For years, the defining Bitcoin vs Ethereum narrative in crypto has been that Bitcoin is just an investment at this point ("digital gold"), and all its blockchain can do is record BTC transactions, while Ethereum is the place for smart contracts and decentralized apps.
Think again, says Stacks founder Muneeb Ali.
"I view Bitcoin as the best, most decentralized money layer," Ali told Decrypt at the Messari Mainnet conference in New York last week, adding that 1% of all Bitcoin in circulation is now issued as wrapped Bitcoin (wBTC) on Ethereum. "That clearly means that there's demand for using Bitcoin in smart contracts... Instead of trying to bring Bitcoin in a wrapped fashion to some smart contract chain, why don't you bring the smart contract functionality directly to Bitcoin?"
That's what Stacks, which started as BlockStack and in 2019 pulled off the first SEC-approved token sale, seeks to do. After all, Ali says, "We don't even know if some of these other blockchains will be around in 10 years or not."
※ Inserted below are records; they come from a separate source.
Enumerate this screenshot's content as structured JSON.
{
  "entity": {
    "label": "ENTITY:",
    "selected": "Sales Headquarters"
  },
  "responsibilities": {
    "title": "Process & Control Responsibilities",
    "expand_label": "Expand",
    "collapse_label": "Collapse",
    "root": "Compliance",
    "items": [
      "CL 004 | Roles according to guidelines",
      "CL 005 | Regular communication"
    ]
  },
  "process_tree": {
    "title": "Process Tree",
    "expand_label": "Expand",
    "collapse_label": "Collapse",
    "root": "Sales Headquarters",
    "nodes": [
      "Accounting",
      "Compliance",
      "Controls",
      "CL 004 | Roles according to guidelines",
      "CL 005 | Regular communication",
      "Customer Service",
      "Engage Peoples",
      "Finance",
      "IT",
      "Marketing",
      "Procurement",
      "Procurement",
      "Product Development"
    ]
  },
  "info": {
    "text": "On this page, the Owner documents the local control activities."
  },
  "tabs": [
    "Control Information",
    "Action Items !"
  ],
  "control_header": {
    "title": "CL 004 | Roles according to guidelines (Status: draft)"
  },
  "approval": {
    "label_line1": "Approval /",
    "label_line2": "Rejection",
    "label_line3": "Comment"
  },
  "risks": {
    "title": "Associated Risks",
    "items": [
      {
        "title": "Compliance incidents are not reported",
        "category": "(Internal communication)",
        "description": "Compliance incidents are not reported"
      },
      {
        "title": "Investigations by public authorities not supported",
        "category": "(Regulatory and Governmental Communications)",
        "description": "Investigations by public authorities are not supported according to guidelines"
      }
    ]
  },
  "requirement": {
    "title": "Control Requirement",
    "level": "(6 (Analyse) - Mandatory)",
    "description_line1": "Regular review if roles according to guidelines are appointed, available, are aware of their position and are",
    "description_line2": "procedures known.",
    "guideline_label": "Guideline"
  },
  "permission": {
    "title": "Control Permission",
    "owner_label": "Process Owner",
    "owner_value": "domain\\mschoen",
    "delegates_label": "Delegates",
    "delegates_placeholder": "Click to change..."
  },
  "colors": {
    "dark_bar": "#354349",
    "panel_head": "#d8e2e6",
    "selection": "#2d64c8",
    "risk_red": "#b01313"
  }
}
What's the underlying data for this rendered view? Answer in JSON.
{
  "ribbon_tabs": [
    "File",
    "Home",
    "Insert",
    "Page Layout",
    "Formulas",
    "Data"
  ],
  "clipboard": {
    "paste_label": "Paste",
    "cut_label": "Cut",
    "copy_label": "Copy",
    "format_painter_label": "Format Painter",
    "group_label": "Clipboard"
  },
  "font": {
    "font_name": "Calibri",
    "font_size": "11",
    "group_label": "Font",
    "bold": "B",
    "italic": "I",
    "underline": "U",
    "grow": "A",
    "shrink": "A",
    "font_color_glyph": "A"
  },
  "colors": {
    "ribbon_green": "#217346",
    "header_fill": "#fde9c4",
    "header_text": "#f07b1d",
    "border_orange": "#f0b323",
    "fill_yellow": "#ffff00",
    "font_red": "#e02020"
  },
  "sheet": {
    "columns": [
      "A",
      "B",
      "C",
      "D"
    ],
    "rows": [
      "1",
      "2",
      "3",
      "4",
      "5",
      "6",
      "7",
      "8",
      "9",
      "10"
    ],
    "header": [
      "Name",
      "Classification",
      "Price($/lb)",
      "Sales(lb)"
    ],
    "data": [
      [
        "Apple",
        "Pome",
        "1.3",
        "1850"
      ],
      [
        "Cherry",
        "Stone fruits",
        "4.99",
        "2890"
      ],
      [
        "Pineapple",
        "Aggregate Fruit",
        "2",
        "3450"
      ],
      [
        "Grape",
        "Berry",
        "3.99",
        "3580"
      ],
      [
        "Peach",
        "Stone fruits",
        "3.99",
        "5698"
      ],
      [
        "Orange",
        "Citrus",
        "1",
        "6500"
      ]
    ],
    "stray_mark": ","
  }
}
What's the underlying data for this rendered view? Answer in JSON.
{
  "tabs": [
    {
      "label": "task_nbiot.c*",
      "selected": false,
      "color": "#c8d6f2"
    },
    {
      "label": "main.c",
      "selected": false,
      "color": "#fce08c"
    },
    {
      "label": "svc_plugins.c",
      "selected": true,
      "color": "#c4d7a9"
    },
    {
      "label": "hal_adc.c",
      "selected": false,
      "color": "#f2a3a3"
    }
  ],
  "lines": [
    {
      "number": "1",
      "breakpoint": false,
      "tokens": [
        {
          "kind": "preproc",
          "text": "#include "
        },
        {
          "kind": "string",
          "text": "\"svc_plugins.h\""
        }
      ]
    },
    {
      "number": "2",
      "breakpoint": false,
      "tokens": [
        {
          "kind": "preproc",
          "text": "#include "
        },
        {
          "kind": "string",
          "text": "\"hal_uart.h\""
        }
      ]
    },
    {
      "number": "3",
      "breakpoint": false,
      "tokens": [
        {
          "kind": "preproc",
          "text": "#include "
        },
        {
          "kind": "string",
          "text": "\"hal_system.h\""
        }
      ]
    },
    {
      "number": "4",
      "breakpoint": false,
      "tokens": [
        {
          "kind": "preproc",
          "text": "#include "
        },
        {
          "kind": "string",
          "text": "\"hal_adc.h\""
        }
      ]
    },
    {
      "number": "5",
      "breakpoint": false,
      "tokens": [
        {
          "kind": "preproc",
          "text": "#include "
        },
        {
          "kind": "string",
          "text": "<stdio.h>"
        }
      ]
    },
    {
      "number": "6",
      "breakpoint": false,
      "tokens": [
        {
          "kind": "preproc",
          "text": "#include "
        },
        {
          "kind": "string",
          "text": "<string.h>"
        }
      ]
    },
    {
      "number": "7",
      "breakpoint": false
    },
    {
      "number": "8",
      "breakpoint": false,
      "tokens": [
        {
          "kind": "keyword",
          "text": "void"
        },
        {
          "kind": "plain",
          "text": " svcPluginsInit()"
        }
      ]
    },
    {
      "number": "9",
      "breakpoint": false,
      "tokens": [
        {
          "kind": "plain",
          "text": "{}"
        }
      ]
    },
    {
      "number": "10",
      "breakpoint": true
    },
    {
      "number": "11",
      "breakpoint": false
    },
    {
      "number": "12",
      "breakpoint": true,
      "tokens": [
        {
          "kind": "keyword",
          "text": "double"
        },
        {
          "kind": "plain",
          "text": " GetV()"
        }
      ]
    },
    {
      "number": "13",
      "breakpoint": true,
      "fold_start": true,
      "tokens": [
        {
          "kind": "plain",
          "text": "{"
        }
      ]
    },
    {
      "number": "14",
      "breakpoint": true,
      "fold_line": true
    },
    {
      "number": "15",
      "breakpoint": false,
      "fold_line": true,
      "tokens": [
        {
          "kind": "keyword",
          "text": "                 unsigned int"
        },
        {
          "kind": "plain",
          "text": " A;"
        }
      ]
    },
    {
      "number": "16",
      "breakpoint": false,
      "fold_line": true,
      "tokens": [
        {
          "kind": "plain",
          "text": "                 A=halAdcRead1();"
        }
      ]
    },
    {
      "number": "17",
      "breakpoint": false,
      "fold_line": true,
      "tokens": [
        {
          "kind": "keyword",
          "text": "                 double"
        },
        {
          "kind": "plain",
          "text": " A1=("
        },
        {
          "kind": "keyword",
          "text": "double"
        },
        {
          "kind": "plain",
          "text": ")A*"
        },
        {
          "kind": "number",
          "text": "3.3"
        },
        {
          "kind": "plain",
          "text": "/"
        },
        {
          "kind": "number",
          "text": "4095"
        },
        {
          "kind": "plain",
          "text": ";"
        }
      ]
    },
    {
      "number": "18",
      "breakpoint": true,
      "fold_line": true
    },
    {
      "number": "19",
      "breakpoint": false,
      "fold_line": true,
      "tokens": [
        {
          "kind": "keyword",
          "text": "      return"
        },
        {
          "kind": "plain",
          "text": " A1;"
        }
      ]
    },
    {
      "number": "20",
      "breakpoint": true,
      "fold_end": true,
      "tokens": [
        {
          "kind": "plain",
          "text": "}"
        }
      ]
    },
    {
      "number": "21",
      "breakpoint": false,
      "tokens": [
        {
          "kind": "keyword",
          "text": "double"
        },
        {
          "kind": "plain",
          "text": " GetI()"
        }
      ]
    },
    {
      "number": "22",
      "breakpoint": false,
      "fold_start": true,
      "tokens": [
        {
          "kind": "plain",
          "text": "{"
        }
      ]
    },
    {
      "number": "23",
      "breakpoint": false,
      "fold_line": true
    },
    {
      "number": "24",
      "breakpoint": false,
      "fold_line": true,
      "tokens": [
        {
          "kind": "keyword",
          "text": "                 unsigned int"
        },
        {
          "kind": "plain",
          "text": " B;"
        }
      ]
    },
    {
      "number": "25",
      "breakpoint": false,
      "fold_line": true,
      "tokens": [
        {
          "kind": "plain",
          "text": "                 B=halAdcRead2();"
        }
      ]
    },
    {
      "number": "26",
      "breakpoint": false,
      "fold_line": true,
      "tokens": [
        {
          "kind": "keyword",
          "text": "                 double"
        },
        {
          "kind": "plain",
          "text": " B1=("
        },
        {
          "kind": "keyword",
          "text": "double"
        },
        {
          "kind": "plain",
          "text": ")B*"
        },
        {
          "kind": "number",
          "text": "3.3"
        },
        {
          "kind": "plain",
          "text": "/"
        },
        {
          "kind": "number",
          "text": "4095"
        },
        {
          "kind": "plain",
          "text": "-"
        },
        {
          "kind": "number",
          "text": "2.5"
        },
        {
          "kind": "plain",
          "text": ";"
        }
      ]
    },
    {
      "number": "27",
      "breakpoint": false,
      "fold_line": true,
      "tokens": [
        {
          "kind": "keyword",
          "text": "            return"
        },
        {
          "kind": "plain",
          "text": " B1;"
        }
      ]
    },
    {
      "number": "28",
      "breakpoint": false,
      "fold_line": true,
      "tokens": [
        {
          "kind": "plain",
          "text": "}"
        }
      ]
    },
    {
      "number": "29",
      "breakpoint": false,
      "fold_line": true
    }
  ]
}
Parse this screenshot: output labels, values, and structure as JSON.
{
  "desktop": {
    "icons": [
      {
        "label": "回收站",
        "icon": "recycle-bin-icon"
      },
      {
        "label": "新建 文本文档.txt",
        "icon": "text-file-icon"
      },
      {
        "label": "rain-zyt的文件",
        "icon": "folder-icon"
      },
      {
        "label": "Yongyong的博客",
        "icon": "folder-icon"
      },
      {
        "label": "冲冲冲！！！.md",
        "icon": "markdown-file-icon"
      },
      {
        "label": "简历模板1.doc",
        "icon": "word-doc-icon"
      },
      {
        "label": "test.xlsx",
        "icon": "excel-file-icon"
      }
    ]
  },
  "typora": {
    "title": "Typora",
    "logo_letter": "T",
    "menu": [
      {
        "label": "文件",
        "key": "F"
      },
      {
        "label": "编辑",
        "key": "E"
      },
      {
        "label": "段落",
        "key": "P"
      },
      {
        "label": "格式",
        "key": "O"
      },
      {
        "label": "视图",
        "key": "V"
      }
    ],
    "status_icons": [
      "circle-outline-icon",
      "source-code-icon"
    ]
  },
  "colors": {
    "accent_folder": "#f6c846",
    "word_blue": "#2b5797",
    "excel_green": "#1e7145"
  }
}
Stacks, a smart contract layer atop the Bitcoin blockchain, adds full smart contract tools to the Bitcoin network. "That's when people have their aha moment," Ali says. "They're like, 'Oh wow, smart contracts are there for Bitcoin.' You can trade your Bitcoin for NFTs, you can trade your Bitcoin into new types of assets."
But even several years in to Stacks, Ali finds himself fighting the misconception that smart contracts and Bitcoin can't mix. He found himself explaining his position during an onstage panel at Mainnet that included James Prestwich and BitGo's Kia Mosayeri, key players in tBTC and wBTC, wrapped Bitcoin solutions. Prestwich declared, "Because you can't bring smart contracts to the Bitcoin base layer, you're forced to bring your Bitcoin to wherever the smart contracts [are]."
They're both right. Ali doesn't classify Stacks—which brings the smart contract functionality—as a layer 1 technology like Bitcoin because it relies on the former. Nor is it a layer-2 protocol like Lightning. "I call it a layer 1.5," he says.
That "layer 1.5" tech is birthing its own suite of DeFi projects, which will allow Bitcoiners to lend, borrow, and swap assets on decentralized protocols without converting their Bitcoin into tBTC or wBTC and putting it onto Ethereum.
That's appealing to long-standing Bitcoiners who value the largest cryptocurrency by market cap as a superior store of value, says Ali, who said he identifies more as a "Bitcoin centrist" than as a Bitcoin maximalist.
"For true Bitcoin DeFi, or true Bitcoin applications, you need to give them an experience where they're actually interacting with literal Bitcoin on the Bitcoin chain," he said. "And those are the type of applications that Stacks enables."